Sharp curves or discontinuities in the graph are a result of the large increment that was used for the AoA. Repeating the experiment using a smaller increment would produce a smoother curve between the integer AoAs. Based on the results of this study, the AoA that produces the highest L/D ratio for a Drela GW-19 airfoil (i.e., the most aerodynamic and fuel-efficient AoA), is approximately 2 degrees.
The present invention attempts to optimize MQ-9 Unmanned-Aerial-Vehicle (UAV) wing design by finding the angle-of-attack (AoA) that will produce the best lift-to-drag (L/D) ratio. The flow conditions were formulated before simulating the wings in a turbulent flow model for each angle of attack. Specific parameters such as the air density, dynamic viscosity, and speed were considered and placed into the grid.txt file which the Flowsquare software utilizes. A Reynolds-Averaged-Navier-Stokes (RANS) model was used in Flowsquare due to eddies not being an integral part of calculating lift and drag forces and certain time constraints. After each simulation for each AoA was completed, the velocity and pressure data files produced by Flowsquare were converted into quantities that represented drag to drag coefficient ratios and lift to lift coefficient ratios through C code. To calculate the lift and drag coefficients, the NASA FoilSim Js software was used to approximate these missing quantities by using the camber height, thickness, and AoA for each trial. The resulting lift and drag forces were calculated and the lift-to-drag ratios were graphed with the AoAs.
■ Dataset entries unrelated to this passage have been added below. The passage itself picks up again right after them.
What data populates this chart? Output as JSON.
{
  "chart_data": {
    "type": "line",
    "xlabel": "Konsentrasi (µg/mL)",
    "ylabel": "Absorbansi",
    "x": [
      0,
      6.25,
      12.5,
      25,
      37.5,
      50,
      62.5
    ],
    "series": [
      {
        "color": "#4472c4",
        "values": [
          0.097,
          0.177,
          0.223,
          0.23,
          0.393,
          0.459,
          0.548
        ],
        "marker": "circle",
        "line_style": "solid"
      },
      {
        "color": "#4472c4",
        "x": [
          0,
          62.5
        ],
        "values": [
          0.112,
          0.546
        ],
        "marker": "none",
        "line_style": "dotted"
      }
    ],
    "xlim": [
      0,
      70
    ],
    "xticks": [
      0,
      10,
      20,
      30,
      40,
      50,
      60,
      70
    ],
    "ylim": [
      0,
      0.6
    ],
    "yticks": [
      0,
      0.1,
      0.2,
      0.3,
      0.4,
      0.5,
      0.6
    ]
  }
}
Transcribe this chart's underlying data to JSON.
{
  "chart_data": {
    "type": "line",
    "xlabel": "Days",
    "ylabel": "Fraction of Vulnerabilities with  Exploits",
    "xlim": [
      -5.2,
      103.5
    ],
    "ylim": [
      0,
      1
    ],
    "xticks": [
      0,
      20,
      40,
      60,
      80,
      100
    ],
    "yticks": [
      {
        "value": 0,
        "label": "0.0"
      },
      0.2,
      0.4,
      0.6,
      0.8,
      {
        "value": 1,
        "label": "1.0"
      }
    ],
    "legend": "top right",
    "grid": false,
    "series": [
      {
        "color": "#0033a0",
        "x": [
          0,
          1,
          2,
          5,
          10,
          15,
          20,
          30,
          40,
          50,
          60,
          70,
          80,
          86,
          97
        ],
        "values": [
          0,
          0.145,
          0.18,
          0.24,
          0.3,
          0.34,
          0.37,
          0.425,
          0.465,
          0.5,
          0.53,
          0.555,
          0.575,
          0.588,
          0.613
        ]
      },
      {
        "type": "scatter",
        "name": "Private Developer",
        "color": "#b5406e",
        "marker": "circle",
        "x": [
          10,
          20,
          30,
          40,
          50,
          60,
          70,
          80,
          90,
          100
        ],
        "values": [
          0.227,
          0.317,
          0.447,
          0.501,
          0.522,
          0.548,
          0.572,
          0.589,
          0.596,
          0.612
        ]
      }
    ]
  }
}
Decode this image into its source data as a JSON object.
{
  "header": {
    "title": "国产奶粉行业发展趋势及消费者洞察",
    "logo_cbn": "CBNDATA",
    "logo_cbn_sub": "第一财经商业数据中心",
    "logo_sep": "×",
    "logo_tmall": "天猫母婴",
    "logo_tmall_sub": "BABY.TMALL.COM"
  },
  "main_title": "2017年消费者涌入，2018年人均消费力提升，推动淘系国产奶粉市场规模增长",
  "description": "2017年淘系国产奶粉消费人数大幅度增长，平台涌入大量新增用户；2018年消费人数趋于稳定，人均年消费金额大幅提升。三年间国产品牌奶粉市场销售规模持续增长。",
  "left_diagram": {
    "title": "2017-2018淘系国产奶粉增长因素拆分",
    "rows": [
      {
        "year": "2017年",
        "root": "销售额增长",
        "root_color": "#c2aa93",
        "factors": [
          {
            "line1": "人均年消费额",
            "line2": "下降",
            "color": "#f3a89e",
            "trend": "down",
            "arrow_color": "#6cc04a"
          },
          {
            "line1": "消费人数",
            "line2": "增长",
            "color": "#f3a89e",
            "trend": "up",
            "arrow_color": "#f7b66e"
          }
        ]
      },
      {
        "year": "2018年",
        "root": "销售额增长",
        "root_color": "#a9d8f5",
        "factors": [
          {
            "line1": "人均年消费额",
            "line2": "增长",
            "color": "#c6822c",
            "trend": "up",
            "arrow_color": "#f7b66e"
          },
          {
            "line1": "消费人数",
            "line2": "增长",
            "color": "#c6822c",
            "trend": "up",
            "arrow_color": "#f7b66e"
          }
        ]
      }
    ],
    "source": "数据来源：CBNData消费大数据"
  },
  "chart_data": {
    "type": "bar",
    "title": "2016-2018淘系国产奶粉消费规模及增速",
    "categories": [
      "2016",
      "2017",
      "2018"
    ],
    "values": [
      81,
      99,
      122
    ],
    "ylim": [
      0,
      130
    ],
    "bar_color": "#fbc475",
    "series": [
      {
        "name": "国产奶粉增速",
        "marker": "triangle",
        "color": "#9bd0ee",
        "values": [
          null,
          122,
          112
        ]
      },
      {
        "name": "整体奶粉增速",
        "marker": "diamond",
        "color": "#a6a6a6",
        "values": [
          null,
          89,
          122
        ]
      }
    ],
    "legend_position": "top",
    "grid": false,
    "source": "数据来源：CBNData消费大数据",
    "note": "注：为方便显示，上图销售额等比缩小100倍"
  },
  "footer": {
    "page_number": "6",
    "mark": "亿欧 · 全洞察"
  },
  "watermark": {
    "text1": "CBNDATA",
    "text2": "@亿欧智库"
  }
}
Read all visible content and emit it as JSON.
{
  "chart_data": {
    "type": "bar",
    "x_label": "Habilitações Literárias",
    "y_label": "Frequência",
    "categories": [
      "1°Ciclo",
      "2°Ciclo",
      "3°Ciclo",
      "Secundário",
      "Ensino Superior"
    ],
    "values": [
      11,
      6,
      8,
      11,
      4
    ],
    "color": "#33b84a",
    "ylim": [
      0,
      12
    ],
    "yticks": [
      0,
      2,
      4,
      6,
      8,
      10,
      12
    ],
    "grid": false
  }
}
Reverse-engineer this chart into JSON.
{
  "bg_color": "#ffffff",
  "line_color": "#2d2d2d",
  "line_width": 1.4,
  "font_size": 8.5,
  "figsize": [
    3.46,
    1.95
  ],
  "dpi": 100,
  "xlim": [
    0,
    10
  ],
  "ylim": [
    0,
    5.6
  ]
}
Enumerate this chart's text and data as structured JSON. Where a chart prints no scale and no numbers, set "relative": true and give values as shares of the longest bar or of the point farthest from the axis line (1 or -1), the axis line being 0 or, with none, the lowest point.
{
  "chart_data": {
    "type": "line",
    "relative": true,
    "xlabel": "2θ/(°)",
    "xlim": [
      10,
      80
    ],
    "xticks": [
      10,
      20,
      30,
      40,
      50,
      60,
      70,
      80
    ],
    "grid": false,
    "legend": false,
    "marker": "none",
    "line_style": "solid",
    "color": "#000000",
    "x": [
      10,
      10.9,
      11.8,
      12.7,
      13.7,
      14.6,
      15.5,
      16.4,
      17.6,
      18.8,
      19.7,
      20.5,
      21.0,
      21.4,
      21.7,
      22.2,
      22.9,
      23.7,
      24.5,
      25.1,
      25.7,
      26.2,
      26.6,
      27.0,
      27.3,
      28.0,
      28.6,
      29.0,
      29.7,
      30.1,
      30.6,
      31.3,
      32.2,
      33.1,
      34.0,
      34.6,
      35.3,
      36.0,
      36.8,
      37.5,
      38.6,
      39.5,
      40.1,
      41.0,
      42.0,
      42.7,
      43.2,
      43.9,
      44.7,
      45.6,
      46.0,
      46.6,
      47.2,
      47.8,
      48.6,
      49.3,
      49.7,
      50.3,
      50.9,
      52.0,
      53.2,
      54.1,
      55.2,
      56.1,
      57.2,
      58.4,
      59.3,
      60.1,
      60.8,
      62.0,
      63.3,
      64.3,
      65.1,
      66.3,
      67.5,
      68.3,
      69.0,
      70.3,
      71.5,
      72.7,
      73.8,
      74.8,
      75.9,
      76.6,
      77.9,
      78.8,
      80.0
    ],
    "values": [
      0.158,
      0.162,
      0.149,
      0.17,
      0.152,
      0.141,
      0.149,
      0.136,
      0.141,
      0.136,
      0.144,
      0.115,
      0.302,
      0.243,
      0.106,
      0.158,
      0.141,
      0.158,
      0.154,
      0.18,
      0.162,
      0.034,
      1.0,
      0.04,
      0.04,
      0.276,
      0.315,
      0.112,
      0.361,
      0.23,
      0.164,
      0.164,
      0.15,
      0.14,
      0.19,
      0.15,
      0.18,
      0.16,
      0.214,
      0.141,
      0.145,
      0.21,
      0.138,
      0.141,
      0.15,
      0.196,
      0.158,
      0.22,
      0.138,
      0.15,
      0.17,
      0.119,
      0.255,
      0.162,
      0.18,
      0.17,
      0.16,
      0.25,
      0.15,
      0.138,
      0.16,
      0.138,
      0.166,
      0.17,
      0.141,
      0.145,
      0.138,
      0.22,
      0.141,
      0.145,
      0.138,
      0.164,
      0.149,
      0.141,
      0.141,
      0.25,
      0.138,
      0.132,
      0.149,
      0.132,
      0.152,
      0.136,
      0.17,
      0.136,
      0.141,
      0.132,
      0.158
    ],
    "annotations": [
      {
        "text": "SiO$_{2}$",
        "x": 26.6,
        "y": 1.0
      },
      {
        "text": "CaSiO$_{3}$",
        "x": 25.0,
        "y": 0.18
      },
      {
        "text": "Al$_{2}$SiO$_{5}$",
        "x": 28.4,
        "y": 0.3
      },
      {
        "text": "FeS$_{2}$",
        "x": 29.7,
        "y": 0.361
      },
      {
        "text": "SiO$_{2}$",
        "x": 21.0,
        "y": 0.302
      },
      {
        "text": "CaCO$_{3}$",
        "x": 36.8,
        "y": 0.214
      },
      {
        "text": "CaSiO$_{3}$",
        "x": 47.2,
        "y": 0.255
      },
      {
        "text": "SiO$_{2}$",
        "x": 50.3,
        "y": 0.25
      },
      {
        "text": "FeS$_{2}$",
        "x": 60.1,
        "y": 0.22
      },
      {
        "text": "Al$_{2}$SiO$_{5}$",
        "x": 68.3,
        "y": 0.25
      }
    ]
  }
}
The results of the study suggest that the best AoA for the Drela GW-19 airfoil used in the MQ-9 Reaper is approximately 2 degrees. Future work would include implementing this specific airfoil in a CAD model of an MQ-9 Reaper and using a 3D CFD software such as ANSYS Fluent or Autodesk CFD to simulate a wind tunnel similar to the one created in this study. Some other areas of future work would include smaller increments of AoAs for better precision and experimental verification of results using a UAV model in a wind tunnel. I have started to test a 3D CAD Model of the proposed design, as shown in FIGS. 5 and 6.
1. A method for optimizing MQ-9 Unmanned-Aerial-Vehicle (UAV) wing design, the method comprising:
formulating flow conditions;
simulating wings in a turbulent flow model for each angle of attack; and
finding the angle-of-attack (AoA) to produce the best lift-to-drag (L/D) ratio.
2. The method of claim 1, wherein the flow conditions include at least one parameter selected from the group consisting of air density, dynamic viscosity, and speed.
3. The method of claim 1, wherein the simulating comprises using Flowsquare.
4. The method of claim 3, wherein a Reynolds-Averaged-Navier-Stokes (RANS) model is used in Flowsquare.
5. The method of claim 3, wherein, after each simulation for each AoA is completed, velocity and pressure data files produced by Flowsquare are converted into quantities that represented drag to drag coefficient ratios and lift to lift coefficient ratios through C code.
6. The method of claim 5, wherein, to calculate lift and drag coefficients, the NASA FoilSim Js software is used to approximate these missing quantities by using the camber height, thickness, and AoA for each trial.
7. The method of claim 6, wherein the resulting lift and drag forces are calculated and the lift-to-drag ratios are graphed with the AoAs.